Availability 6/27: Barry Trotz

Most importantly, the message that resonates is;
"You have to keep going back," Trotz said.
While the end of this 2021 run resulted in anguish, the Islanders know they'll be better for it in the big picture. And despite the sour ending, the run was underscored with sweet moments that will last a lifetime. They provided the Coliseum with one final spirited run, provided a sense of normalcy to their passionate fan base as the world still recovers from the lingering effects of the pandemic and ultimately, affirmed the belief this group has in themselves and their abilities.
While breakup day is clouded by the pain of what could have been, the Islanders know a beaming future awaits beginning with the opening of their brand-new home at UBS Arena and a reinvigorated desire to complete their ultimate goal. They're a group that takes care of each other, is proud of giving it their all day-in and day-out and doesn't shrink no matter the magnitude of any circumstance.
They have trust in the process.

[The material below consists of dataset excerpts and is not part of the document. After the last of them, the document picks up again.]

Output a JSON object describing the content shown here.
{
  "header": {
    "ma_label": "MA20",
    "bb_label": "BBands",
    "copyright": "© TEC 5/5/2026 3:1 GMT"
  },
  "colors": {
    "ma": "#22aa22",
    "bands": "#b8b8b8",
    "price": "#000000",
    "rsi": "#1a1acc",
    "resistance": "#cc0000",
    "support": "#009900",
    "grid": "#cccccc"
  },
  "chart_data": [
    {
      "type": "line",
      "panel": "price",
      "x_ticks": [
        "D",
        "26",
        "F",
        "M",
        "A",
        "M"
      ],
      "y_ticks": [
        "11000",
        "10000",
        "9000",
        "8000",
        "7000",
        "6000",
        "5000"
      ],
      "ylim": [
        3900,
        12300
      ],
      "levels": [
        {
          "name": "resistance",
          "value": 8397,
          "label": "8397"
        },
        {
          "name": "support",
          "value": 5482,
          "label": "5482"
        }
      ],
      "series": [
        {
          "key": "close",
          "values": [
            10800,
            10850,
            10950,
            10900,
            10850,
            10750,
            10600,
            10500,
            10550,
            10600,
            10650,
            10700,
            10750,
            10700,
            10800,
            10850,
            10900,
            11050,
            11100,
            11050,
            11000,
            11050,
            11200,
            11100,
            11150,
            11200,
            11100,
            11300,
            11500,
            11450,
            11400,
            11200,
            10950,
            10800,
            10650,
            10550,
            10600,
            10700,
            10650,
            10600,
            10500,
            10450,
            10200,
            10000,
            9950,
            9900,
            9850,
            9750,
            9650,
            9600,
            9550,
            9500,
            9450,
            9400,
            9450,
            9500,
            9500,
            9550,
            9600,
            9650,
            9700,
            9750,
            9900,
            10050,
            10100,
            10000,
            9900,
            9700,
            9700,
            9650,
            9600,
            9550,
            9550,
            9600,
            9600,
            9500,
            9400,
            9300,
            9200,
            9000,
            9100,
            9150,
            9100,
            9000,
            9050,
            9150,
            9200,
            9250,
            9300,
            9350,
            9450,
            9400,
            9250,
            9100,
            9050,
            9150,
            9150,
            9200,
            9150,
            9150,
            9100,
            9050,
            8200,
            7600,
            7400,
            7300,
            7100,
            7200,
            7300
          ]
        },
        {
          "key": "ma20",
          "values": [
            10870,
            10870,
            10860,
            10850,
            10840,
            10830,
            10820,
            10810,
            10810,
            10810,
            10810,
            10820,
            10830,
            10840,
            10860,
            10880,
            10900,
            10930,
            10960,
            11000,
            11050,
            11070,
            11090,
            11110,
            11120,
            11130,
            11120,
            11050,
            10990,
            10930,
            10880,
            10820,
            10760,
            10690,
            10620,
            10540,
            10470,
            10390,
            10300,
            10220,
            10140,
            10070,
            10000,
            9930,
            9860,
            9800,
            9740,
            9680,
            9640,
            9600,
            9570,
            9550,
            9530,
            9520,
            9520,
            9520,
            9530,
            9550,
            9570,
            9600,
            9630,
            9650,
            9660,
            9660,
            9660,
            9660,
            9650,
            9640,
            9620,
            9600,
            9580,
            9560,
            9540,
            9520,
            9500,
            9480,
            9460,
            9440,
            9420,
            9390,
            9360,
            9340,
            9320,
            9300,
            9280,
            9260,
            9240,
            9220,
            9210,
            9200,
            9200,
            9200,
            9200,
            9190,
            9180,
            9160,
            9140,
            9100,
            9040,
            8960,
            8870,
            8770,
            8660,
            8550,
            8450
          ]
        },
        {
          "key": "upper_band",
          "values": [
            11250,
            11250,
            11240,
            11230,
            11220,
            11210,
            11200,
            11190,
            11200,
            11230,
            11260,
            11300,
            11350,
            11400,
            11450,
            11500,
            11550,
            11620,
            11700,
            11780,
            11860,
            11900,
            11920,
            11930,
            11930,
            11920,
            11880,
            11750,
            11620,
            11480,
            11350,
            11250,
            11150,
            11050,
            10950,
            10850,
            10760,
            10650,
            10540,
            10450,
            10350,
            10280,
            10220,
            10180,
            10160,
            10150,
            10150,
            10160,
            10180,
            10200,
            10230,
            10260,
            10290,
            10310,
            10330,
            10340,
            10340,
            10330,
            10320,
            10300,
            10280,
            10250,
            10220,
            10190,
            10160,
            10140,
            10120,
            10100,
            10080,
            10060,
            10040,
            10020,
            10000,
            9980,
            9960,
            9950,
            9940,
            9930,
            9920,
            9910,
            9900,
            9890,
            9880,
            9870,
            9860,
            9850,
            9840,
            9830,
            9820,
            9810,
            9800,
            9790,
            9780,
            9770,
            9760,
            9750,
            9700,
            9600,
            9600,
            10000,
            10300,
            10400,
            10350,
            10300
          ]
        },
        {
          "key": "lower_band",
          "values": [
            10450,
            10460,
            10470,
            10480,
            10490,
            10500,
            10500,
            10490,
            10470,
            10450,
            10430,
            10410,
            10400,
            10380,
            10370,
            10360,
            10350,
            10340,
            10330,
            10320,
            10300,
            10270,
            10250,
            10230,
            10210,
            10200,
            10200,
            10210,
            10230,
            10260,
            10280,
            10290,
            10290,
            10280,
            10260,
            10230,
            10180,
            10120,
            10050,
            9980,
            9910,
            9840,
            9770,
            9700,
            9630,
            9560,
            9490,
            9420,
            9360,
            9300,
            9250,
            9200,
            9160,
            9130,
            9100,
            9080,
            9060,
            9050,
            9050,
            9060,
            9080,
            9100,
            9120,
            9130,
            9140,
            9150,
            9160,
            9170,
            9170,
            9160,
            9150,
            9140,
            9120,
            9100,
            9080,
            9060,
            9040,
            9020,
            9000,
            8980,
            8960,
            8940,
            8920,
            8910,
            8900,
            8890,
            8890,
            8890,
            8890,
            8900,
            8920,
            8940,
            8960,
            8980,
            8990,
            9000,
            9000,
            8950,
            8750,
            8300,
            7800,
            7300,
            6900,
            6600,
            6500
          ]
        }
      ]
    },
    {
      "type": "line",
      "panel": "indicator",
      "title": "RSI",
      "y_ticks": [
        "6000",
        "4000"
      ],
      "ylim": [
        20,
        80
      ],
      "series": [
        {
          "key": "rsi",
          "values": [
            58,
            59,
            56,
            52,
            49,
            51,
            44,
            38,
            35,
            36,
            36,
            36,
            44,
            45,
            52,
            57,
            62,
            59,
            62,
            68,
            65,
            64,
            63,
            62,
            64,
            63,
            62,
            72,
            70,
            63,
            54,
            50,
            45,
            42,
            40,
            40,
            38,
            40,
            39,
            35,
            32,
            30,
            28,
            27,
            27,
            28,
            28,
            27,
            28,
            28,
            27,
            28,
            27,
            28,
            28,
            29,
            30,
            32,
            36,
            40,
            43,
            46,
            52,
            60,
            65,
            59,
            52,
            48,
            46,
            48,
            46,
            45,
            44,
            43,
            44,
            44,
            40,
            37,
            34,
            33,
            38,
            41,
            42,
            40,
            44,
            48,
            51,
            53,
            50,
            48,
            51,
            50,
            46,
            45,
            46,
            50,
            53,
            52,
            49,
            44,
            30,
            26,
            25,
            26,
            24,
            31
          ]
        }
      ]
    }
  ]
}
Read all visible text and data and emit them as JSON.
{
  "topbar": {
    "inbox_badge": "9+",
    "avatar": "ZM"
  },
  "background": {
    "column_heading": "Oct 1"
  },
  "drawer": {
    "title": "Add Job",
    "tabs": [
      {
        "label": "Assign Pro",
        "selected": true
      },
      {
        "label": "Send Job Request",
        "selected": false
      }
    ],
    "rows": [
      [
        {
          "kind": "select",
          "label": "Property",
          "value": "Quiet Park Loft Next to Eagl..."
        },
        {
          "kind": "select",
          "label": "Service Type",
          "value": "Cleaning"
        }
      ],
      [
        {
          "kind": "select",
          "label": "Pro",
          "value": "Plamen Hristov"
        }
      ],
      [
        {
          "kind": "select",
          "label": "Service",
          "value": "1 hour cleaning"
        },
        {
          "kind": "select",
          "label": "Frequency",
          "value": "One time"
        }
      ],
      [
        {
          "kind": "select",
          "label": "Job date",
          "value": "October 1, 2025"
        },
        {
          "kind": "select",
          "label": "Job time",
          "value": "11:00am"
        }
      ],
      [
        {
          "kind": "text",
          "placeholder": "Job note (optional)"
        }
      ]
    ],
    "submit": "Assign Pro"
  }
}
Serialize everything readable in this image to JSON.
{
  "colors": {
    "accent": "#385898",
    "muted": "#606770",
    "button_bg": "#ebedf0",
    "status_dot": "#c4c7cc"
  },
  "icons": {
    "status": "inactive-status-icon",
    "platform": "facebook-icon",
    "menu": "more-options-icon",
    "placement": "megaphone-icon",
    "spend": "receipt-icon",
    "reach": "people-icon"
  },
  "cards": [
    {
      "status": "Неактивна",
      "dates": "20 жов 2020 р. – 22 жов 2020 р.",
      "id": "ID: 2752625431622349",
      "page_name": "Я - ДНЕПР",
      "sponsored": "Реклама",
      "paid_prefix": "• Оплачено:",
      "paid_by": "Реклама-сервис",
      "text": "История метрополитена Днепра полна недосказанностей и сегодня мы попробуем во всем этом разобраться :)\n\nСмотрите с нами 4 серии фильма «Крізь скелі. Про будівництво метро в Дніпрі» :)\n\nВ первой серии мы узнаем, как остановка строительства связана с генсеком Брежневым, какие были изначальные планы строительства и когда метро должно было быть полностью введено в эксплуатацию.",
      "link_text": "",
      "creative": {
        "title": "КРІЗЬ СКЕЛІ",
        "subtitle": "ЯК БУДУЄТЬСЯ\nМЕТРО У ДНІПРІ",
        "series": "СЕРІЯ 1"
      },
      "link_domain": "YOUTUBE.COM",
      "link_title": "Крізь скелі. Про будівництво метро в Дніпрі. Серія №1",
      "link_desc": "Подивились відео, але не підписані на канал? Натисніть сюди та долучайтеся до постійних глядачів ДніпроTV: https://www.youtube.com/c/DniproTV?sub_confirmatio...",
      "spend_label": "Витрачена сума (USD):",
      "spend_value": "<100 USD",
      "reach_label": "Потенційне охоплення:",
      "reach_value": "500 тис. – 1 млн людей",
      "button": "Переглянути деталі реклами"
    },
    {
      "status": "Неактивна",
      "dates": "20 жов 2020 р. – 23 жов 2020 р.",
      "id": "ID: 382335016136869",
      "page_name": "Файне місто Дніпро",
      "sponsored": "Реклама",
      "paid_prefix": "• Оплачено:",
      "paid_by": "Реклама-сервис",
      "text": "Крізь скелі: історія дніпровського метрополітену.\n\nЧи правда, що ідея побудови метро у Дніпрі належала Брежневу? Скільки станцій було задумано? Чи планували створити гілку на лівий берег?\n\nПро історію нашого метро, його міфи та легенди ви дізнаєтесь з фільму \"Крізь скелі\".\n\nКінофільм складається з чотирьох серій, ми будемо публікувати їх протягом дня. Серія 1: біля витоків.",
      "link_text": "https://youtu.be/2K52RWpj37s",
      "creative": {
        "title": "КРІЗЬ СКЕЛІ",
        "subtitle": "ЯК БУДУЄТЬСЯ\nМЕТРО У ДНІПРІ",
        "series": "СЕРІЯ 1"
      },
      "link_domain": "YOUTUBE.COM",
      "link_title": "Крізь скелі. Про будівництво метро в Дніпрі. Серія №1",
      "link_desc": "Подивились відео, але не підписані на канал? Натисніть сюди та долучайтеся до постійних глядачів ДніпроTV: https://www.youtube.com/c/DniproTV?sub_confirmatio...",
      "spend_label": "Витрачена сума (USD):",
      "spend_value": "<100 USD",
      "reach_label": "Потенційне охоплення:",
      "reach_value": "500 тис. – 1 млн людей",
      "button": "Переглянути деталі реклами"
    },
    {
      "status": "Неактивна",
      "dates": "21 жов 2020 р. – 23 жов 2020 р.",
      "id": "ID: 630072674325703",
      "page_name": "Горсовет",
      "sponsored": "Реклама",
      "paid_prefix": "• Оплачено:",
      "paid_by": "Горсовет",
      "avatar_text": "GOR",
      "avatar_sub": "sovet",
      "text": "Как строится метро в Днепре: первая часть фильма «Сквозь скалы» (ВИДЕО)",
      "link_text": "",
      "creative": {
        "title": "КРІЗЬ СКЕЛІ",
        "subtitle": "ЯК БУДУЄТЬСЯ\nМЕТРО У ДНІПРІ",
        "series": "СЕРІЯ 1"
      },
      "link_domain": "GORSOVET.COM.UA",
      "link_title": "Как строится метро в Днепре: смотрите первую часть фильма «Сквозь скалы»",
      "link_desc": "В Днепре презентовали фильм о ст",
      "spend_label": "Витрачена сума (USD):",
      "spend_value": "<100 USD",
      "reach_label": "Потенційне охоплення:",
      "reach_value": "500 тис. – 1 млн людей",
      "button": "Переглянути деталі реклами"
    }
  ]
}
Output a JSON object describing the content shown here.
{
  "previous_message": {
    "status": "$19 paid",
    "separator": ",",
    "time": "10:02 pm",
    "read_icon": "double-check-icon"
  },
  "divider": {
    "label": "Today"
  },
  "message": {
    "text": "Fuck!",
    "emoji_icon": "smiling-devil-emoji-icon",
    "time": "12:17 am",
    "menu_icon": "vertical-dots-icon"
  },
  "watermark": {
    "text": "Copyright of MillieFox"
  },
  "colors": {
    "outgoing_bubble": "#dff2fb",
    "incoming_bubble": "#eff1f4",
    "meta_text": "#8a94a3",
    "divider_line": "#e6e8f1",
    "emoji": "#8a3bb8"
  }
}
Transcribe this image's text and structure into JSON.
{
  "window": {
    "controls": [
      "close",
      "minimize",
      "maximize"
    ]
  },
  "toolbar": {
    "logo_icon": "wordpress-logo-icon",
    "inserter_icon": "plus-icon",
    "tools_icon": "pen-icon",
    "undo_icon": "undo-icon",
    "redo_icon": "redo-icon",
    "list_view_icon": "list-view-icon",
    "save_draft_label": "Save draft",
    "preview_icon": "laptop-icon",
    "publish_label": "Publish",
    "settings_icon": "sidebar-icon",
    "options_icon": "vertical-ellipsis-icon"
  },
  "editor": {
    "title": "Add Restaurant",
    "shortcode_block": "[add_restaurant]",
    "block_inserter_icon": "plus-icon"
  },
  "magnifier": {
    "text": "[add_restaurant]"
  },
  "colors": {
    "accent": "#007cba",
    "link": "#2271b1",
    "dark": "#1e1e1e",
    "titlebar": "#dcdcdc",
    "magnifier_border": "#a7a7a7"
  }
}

It's not a matter of if, but when.
"The future looks really bright," Trotz said. "[We're] starting to have a constant effect at being a threat and that's all we want to be. In this business, that's all you can be is a constant threat to winning the Stanley Cup year-in and year-out. The first step is making the playoffs and that's getting harder and harder to do every year. To this point so far, mission accomplished, but we're not totally accomplished in terms of our end goal. Our end goal is to win a Stanley Cup. Just like the 32 other teams now in the league, that won't change, but you have to be consistent at it. I think we're making strides that way."